I am often told I have a good attitude for someone with a disability.

I know people mean well, but it's a little insulting when someone assumes the physical difference that I was born with must be the greatest tragedy of my life. 

Unhappiness is not rationed to a select few. It's readily available to all. You only have to pick your reason. Heck, you don't even need a reason.

I could get down about my disability, but why be so narrow-minded? There are so many other things to choose from: breakups, rudeness, and famine, to name a few.

Lately my attitude has been less than optimistic. It hasn't been exactly bad, just sort of stuck in the doldrums. I've stopped expecting good things, which is almost worse than being angry or upset, signs of passionate feeling. This dispassion is hard to kick.

I don't feel like I have a legitimate reason for my disappointment. Sure, there are a handful of things that haven't gone the way I would have liked.

This week I was excited to find a horse that would be perfect for our therapeutic riding program, only to learn it had been sold the day I made an inquiry.

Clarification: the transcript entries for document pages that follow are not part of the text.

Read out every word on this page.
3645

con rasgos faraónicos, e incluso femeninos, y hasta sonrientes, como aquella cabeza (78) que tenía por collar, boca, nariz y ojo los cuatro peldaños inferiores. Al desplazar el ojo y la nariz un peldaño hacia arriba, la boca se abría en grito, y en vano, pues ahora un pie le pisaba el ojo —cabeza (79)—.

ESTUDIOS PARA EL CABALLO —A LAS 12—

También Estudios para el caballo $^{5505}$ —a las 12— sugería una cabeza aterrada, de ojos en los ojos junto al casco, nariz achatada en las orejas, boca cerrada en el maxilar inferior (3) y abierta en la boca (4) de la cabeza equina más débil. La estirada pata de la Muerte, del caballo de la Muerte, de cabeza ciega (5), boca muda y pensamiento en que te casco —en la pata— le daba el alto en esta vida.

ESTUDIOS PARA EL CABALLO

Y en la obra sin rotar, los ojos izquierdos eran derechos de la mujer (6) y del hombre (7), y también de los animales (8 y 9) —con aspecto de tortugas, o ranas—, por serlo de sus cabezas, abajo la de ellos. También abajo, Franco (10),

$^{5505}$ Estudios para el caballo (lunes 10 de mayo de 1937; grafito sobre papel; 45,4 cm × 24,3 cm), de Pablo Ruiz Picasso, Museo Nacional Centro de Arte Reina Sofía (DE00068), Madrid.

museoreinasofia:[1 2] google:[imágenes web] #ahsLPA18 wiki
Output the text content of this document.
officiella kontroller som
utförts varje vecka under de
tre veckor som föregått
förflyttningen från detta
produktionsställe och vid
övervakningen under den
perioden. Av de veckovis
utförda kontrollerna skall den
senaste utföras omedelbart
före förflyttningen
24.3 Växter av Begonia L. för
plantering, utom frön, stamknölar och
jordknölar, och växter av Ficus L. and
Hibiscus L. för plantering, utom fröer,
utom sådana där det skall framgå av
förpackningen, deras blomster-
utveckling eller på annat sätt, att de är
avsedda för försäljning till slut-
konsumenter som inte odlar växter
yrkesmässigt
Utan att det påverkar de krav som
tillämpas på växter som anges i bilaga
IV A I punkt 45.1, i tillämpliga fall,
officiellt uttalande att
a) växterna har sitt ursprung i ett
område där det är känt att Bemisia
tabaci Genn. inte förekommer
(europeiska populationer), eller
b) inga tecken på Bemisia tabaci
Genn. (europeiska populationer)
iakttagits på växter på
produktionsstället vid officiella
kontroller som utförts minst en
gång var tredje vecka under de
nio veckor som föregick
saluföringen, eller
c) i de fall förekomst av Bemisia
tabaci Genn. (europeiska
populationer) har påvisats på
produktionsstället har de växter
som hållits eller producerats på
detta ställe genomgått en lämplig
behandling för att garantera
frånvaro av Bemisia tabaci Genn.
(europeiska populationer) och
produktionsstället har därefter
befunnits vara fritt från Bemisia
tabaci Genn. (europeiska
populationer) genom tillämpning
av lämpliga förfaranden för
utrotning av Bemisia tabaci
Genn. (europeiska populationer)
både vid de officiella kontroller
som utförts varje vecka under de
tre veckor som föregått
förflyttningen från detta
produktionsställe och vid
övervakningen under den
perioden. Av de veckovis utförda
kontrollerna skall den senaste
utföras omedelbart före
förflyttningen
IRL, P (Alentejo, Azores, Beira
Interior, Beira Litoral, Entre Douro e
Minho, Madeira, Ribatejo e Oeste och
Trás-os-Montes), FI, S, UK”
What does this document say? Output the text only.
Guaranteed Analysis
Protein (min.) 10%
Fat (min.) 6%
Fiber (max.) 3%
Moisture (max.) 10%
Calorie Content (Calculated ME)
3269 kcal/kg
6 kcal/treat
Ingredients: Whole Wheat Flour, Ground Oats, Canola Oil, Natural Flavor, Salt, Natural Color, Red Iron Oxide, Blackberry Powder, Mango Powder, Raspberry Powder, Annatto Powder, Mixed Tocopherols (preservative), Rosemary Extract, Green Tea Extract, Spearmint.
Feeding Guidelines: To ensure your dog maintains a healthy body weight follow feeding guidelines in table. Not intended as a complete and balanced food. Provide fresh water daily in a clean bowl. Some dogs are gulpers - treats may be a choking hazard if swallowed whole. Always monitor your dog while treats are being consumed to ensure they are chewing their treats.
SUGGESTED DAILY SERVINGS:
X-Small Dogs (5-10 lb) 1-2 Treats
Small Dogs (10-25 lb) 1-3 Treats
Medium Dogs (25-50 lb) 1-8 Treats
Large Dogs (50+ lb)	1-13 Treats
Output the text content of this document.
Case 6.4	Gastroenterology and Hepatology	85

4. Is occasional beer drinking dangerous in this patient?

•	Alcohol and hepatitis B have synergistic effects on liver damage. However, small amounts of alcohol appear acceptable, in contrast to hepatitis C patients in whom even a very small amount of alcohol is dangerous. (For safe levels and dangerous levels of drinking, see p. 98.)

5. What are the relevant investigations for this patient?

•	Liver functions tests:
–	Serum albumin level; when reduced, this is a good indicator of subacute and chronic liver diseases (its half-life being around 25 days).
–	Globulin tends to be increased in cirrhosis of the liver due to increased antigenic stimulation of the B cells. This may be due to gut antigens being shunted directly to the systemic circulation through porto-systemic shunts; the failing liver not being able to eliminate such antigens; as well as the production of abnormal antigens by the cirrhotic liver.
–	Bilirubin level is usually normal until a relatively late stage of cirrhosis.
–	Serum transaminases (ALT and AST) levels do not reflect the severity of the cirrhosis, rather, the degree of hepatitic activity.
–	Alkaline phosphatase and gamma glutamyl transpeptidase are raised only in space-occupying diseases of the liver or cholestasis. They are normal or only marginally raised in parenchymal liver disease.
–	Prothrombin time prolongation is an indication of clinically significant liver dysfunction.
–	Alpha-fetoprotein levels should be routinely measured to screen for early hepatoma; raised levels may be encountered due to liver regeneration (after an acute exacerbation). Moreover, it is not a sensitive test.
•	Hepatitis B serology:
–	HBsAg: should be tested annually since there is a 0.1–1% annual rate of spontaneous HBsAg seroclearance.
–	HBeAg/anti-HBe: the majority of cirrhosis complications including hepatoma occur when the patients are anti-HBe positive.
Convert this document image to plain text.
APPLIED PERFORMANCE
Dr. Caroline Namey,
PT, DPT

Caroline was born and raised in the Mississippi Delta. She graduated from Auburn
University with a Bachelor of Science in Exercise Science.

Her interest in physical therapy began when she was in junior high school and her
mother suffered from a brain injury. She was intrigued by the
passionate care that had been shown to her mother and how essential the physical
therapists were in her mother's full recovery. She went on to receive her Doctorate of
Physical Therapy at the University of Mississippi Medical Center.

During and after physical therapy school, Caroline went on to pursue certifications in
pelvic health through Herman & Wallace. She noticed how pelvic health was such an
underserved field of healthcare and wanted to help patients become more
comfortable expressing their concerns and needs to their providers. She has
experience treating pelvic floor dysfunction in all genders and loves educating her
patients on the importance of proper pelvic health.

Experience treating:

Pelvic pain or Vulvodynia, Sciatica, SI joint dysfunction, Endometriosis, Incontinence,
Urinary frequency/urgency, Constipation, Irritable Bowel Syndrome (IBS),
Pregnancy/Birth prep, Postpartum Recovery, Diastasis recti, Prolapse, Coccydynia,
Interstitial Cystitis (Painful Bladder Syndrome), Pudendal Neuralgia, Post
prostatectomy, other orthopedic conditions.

I'm responsible for some of my blues. I've hurt people I care about because of my own selfish needs. And the worst part is I'm mostly upset because of how it makes me feel.

I took a picnic lunch to share with my cousin yesterday. He wasn't home, but his tenant Ramon was. I sat with Ramon under the shade of a cottonwood tree as he told me about his life journey from Cuba where he was nearly aborted before he was born, to working for Sears as a delivery driver. It certainly had not been easy, but happiness and contentment seeped out of him. Sitting next to him, I felt like the most negative person on the planet.

The only cure I've found for a poor outlook is looking more closely--examining the small, simple pleasures in my life. I will never forget how when I was struggling with physical illness and feeling strapped on every side, the one thing that I looked forward to each day was a bowl of yoghurt with raspberries and honey. To this day, I have never tasted yoghurt so good.

On Monday, Father Daniel called to invite me to a baseball game.

"We are taking the bikes," he said. It was all I needed to hear.

On the back of a motorcycle driven by a Franciscan priest, the sun and wind blessing my cheeks, I wondered how I got so lucky.